Interestingly, both political parties -- PML-N and the Pakistan Tehreek-i-Insaf -- claimed to have launched first the large-scale health project (UHI) in Pakistan. The issue had sparked a heated debate for months on social media when the workers from both sides tried to take credit for the project.
Of 127,341 patients, 90,691 denied treatment in April across Punjab
Earlier, the policy was revised off and on during the last some months claiming that the UHI programme was misused to give benefit to the private sector hospitals and a specific number of doctors, putting a ban on the ‘absolute free treatment’ in the private health facilities for the poor and deserving patients.
According to the report, a large number of patients was denied delivery cases, including C sections and normal deliveries, and those visited for indoor miscellaneous services including treatment for orthopaedic, eye, ENT, general surgeries etc.
Of the estimated Rs611m amount, Rs453m loss was worked out in the category of indoor patients denied by the government District Headquarter Hospitals (DHQs) and Tehsil Headquarter Hospitals (THQs) and Rs158m loss against the delivery cases.
There are a total 34 government DHQs hospitals, 88 THQs, 293 rural health centres (RHCs) and 2,461 basic health units (BHUs) in Punjab, catering to health needs of nearly 70 per cent of the population of small districts and remote areas of the largest province.
In Punjab, almost every citizen was entitled to avail himself of treatment facility from the public and private sector [approved] hospitals under the Sehat Sahulat Programme.
According to the report, 108,700 patients visited the DHQ and THQ hospitals across the Punjab province during the month of April for ‘indoor healthcare services’.
The hospitals admitted only 18,009 out of the total 108,700 patients under the UHI scheme while the others who constituted 83pc were denied treatment through the programme.
It has also been mentioned in the report that all the denied patients were attended routinely and provided treatment in the hospitals accordingly, showing the trend of discouraging the health card scheme.
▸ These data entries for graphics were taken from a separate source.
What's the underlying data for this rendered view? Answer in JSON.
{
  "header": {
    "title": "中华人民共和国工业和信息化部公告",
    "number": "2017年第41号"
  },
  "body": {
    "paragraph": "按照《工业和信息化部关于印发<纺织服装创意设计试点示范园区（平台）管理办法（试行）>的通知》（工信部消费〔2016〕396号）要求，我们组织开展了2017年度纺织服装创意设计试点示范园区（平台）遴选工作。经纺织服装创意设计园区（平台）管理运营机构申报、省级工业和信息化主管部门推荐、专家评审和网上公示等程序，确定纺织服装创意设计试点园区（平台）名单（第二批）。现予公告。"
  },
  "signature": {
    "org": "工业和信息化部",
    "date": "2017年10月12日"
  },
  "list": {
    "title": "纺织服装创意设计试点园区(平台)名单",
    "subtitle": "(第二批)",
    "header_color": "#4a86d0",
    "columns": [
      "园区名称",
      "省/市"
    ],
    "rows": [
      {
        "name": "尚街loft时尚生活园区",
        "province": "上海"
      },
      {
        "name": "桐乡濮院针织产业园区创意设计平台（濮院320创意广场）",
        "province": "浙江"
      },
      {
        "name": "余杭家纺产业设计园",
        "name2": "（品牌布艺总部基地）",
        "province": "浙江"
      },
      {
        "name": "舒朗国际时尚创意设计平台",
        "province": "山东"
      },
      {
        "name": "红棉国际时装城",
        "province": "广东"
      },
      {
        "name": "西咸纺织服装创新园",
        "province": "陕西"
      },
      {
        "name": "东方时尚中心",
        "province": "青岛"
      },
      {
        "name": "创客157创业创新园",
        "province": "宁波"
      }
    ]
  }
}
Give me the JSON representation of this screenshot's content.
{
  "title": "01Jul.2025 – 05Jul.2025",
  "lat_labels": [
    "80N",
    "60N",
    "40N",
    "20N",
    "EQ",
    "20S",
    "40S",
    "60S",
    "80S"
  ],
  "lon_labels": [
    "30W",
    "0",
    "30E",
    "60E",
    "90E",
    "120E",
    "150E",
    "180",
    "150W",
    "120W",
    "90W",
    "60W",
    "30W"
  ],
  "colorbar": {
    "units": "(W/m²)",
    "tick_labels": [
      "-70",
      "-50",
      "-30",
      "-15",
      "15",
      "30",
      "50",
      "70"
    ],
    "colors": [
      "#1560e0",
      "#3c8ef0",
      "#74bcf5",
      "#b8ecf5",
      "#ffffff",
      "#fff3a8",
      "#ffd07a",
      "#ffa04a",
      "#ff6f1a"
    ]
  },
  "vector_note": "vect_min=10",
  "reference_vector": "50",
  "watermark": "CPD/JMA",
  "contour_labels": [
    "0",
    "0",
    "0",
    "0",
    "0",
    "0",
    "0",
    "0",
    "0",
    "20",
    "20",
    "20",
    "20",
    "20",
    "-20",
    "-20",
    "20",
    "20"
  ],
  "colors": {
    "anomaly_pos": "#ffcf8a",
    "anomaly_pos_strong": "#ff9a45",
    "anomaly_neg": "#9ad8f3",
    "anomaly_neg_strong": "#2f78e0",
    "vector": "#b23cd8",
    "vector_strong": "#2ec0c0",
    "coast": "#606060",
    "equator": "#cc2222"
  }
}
Similarly, 18,641 patients visited the DHQs and THQs of Punjab during the last month and of them 10,741 were booked for treatment under UHI only for C section and normal deliveries.
The report further revealed the hospital-wise break-up of the patients stating 57pc of the total patients who visited the DHQ hospitals of Punjab were provided treatment under the UHI in the categories mentioned above.
As per the report, the DHQ hospitals in Jhang and Pakpattan provided treatment for indoor services to 39pc patients under UHI, DHQ Bahawalnagar 43pc, DHQ Attock 44pc, DHQ Narowal and Chiniot 46pc, DHQ Toba Tek Singh 48pc, DHQ Kasur 49pc etc.
The treatment ratio of the female patients visited for gynae-related services, including the C-sections, also remained low largely ranging between 40 and 60pc.
On the other side, the ratio of the dialysis treatment of the kidney failure patients was much better as compared to other patients as it ranged between 80 and 90pc in state-run hospitals, as per the report.
It merits mentioning that 60pc share of each case reported under the Sehat Sahulat Programme goes to the national exchequer and 40pc to the hospital’s accounts.
The hospitals further distribute the shares among the medics, nurses, paramedics and other employees from the 40pc of the share. A part of the share also goes to the hospital.